John Adams fue el segundo presidente de Estados Unidos y gobernó la flamante república entre 1797 y 1801. Antes había sido vicepresidente durante los dos mandatos de George Washington. Fue uno de los grandes fundadores del país. Sin su inteligente y persuasiva testarudez es improbable que el Congreso Continental se decidiera a proclamar la independencia de las trece colonias; colaboró con Thomas Jefferson, amigo del alma y enemigo íntimo, a redactar la Declaración de Independencia. El durísimo trabajo de Adams como embajador en Gran Bretaña y en los Países Bajos – seis años sin interrupción negociando tratados y préstamos — fue fundamental, política y financieramente, para la viabilidad del nuevo Estado. Adams, sin embargo, no consiguió ser reelegido como presidente. Le derrotó una coalición letal entre el muy popular Jefferson, el candidato alternativo, y un amplio sector de su propio partido, comandado por brillantes canallas como Hamilton y Burn. Este fracaso constituyó un terrible mazazo para un hombre aguda y hasta excesivamente consciente de su extraordinaria valía política e intelectual.
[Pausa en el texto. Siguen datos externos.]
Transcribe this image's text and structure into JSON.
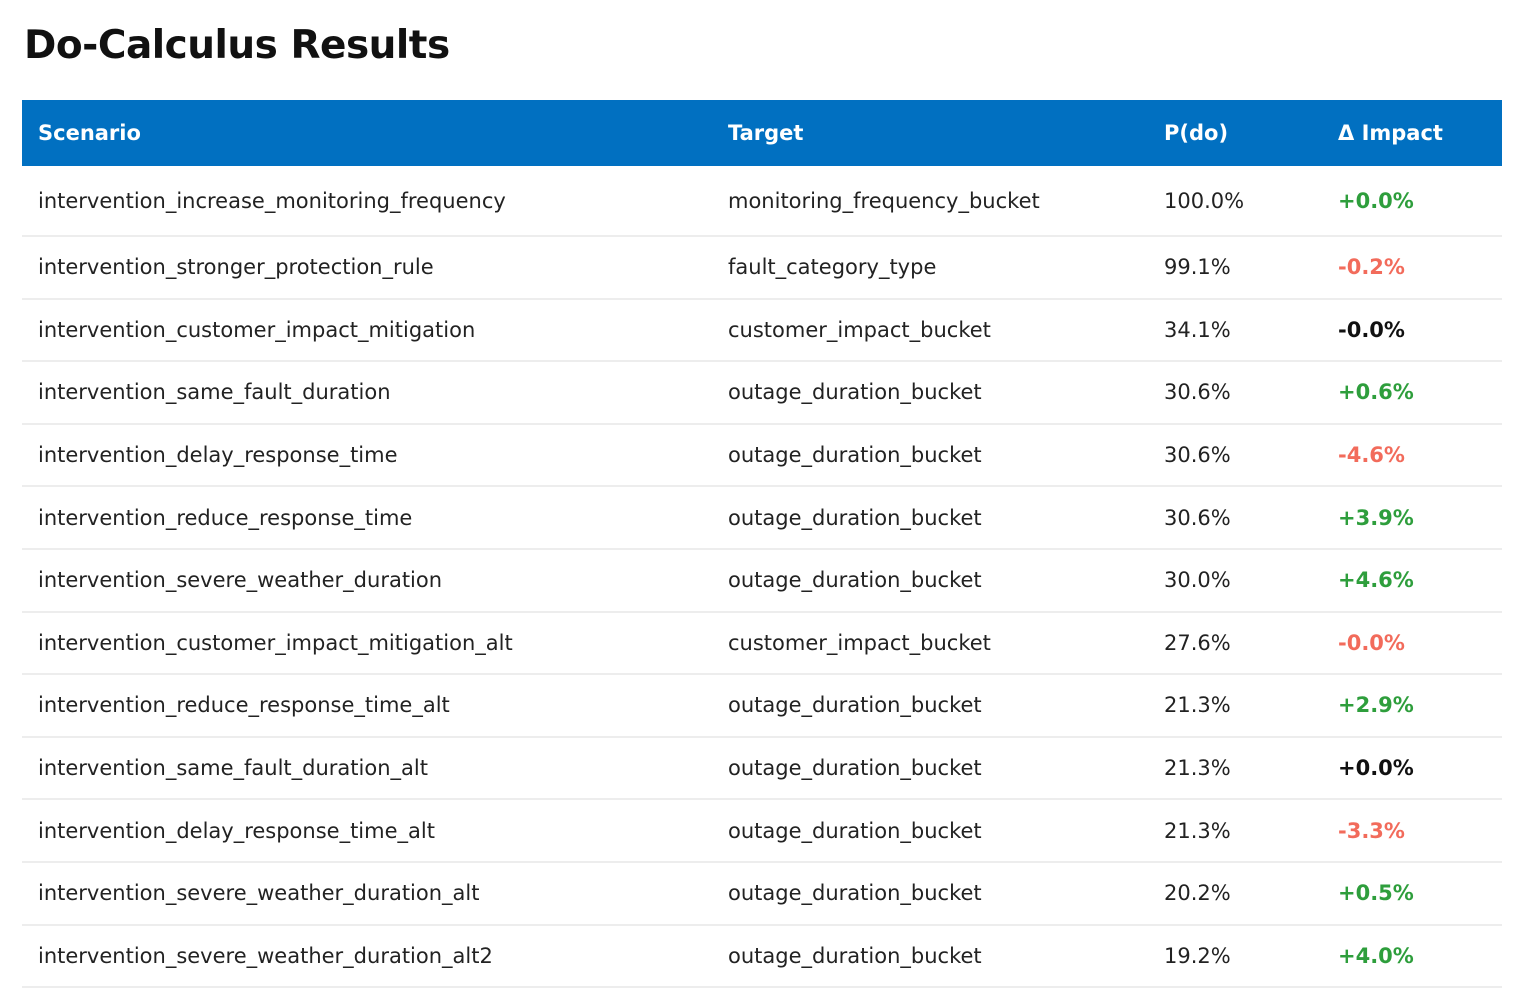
{
  "page": {
    "title": "Do-Calculus Results"
  },
  "table": {
    "headers": {
      "scenario": "Scenario",
      "target": "Target",
      "pdo": "P(do)",
      "impact": "Δ Impact"
    },
    "header_color": "#0170c1",
    "impact_colors": {
      "positive": "#2e9e3c",
      "negative": "#f26b5b",
      "neutral": "#111111"
    },
    "rows": [
      {
        "scenario": "intervention_increase_monitoring_frequency",
        "target": "monitoring_frequency_bucket",
        "pdo": "100.0%",
        "impact": "+0.0%",
        "impact_color": "#2e9e3c"
      },
      {
        "scenario": "intervention_stronger_protection_rule",
        "target": "fault_category_type",
        "pdo": "99.1%",
        "impact": "-0.2%",
        "impact_color": "#f26b5b"
      },
      {
        "scenario": "intervention_customer_impact_mitigation",
        "target": "customer_impact_bucket",
        "pdo": "34.1%",
        "impact": "-0.0%",
        "impact_color": "#111111"
      },
      {
        "scenario": "intervention_same_fault_duration",
        "target": "outage_duration_bucket",
        "pdo": "30.6%",
        "impact": "+0.6%",
        "impact_color": "#2e9e3c"
      },
      {
        "scenario": "intervention_delay_response_time",
        "target": "outage_duration_bucket",
        "pdo": "30.6%",
        "impact": "-4.6%",
        "impact_color": "#f26b5b"
      },
      {
        "scenario": "intervention_reduce_response_time",
        "target": "outage_duration_bucket",
        "pdo": "30.6%",
        "impact": "+3.9%",
        "impact_color": "#2e9e3c"
      },
      {
        "scenario": "intervention_severe_weather_duration",
        "target": "outage_duration_bucket",
        "pdo": "30.0%",
        "impact": "+4.6%",
        "impact_color": "#2e9e3c"
      },
      {
        "scenario": "intervention_customer_impact_mitigation_alt",
        "target": "customer_impact_bucket",
        "pdo": "27.6%",
        "impact": "-0.0%",
        "impact_color": "#f26b5b"
      },
      {
        "scenario": "intervention_reduce_response_time_alt",
        "target": "outage_duration_bucket",
        "pdo": "21.3%",
        "impact": "+2.9%",
        "impact_color": "#2e9e3c"
      },
      {
        "scenario": "intervention_same_fault_duration_alt",
        "target": "outage_duration_bucket",
        "pdo": "21.3%",
        "impact": "+0.0%",
        "impact_color": "#111111"
      },
      {
        "scenario": "intervention_delay_response_time_alt",
        "target": "outage_duration_bucket",
        "pdo": "21.3%",
        "impact": "-3.3%",
        "impact_color": "#f26b5b"
      },
      {
        "scenario": "intervention_severe_weather_duration_alt",
        "target": "outage_duration_bucket",
        "pdo": "20.2%",
        "impact": "+0.5%",
        "impact_color": "#2e9e3c"
      },
      {
        "scenario": "intervention_severe_weather_duration_alt2",
        "target": "outage_duration_bucket",
        "pdo": "19.2%",
        "impact": "+4.0%",
        "impact_color": "#2e9e3c"
      }
    ]
  }
}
Adams no asistió a la toma de posesión de Jefferson. Antes se hubiera tirado por una ventana. El día del juramento del nuevo presidente amaneció frío y lluvioso. La Casa Blanca todavía estaba en construcción y sus jardines eran un encharcado infierno de andamios, carretillas, palas, bolsas de cal, bloques de mármol, planchas metálicas y trabajadores empapados que zascandileaban de un lado a otro. Adams tomó una pequeña maleta – su esposa, la extraordinaria Abigail, se había ocupado de todo lo demás unos días antes– y salió al exterior. Mientras clareaba la mañana esperó unos minutos hasta que escampó. Sorteando el agua y el fango recorrió un par de kilómetros, sin musitar una palabra ni recibir un saludo, hasta el puesto de la diligencia que debía llevarle a casa, a Quincy, en Massachussets, donde su familia tenía su granja y él viviría cuidando de sus campos y sus vacas hasta los noventa años. De nuevo empezó a llover, pero afortunadamente la diligencia asomó pronto por el recodo del camino. Adams, bajito y rechoncho, subió presto y tomó asiento y resopló aliviado. El cochero chistó y los caballos comenzaron a trotar. Un tipo medio adormilado y con aspecto de comerciante observó fijamente al ya expresidente y le dijo:
–Caballero, ¿usted no…?
— No.
Eso fue todo.
Y así, empapado y silencioso, solitario y sin un solo aplauso, rodeado por ciudadanos anónimos en una diligencia que parecía destartalarse en cualquier momento bajo un chaparrón interminable, entró John Adams en la Historia.